Tecrübe Devri: Oğluna Miras Bıraktığı Değerler
Artık mesleği, Ege Üniversitesi mezunu olan oğlu Hakan Bezirgan’a devrettiğini ancak iş yerinden tamamen kopamadığını söyleyen Bezirgan, bu durumu şöyle özetliyor: “Oğlum İzmir Ege Üniversitesi’nden mezun oldu. Mezuniyetinin hemen ardından oğluma, ‘sermaye hazır, iş hazır, müşteri hazır gel işinin başına geç’ dedim. O da sağ olsun kırmadı ve birlikte çalıştık.” Yaşının ilerlemesiyle birlikte mesleği tamamen oğluna bıraktığını ancak hala dükkanına gelip çayını içtiğini, müşterilerle sohbet ettiğini belirtiyor. Dükkanın onun için sadece bir iş yeri olmadığını, ömrünün geçtiği bir mekan olduğunu vurguluyor. Evde oturduğunda sıkıldığını, buraya geldiğinde ise hala işe yarar hissettiğini dile getiriyor.
Dürüstlük: Kaybedilmemesi Gereken En Büyük Sermaye
Yıllar boyunca kazancını ve kaybını her zaman dürüstlükle karşıladığını ifade eden Bezirgan, kısa yoldan para kazanma hırsının insanı hem mesleğinden hem de itibarından ettiğini vurguluyor.
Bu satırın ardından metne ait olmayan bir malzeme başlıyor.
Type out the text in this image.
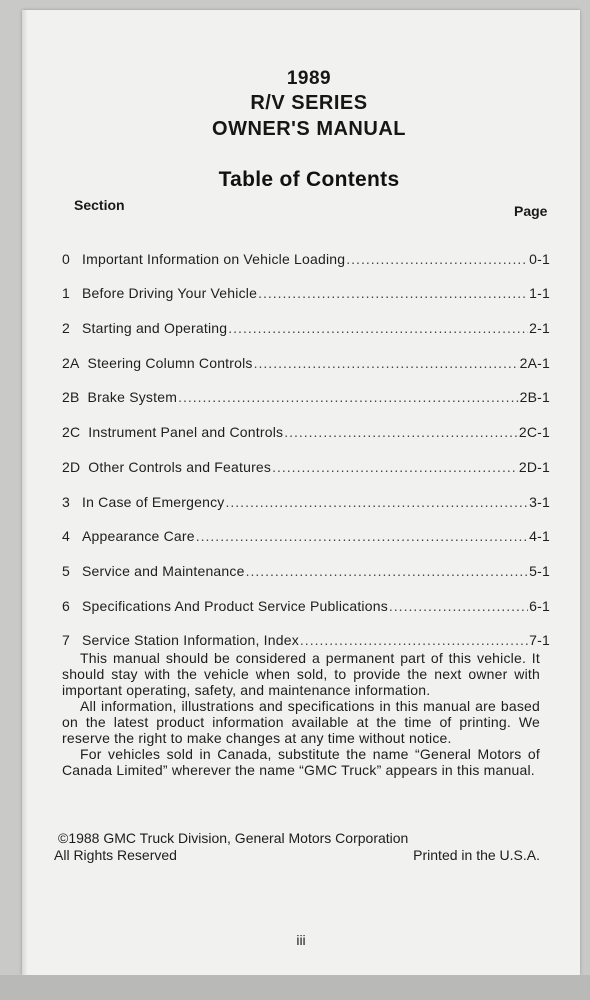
1989
R/V SERIES
OWNER'S MANUAL
Table of Contents
Section	Page
0 Important Information on Vehicle Loading .....	0-1
1 Before Driving Your Vehicle .....	1-1
2 Starting and Operating .....	2-1
2A Steering Column Controls .....	2A-1
2B Brake System .....	2B-1
2C Instrument Panel and Controls .....	2C-1
2D Other Controls and Features .....	2D-1
3 In Case of Emergency .....	3-1
4 Appearance Care .....	4-1
5 Service and Maintenance .....	5-1
6 Specifications And Product Service Publications .....	6-1
7 Service Station Information, Index .....	7-1

This manual should be considered a permanent part of this vehicle. It should stay with the vehicle when sold, to provide the next owner with important operating, safety, and maintenance information.

All information, illustrations and specifications in this manual are based on the latest product information available at the time of printing. We reserve the right to make changes at any time without notice.

For vehicles sold in Canada, substitute the name “General Motors of Canada Limited” wherever the name “GMC Truck” appears in this manual.

©1988 GMC Truck Division, General Motors Corporation
All Rights Reserved	Printed in the U.S.A.
iii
Dürüstlüğün kendisi için vazgeçilmez bir değer olduğunu şu sözlerle açıklıyor: “Benim bu hayatta en büyük sermayem dürüstlüğüm oldu. Dürüstlük vazgeçilmezimdir. İnsan yaptığı işi sevecek ama ondan önce doğru olacak. Ustasına saygısı olmayanın, işine de saygısı olmaz.” Bazen zarar ettiklerini, bazen de çok kazandıklarını ancak hiçbir zaman kimseye karşı yanlış yapmadıklarını belirten Bezirgan, doğru olmanın insana başı dik gezme ve vicdanen rahat uyuma huzuru verdiğini ifade ediyor. Gençlere de altın değerinde bir öğütte bulunuyor: “Parayı değil, itibarı düşünün. Para bugün var yarın yok ama dürüstlük bir kere kaybolursa bir daha yerine gelmez.” Bu sözler, meslek hayatının yanı sıra hayatın her alanında geçerli evrensel bir ders niteliği taşıyor.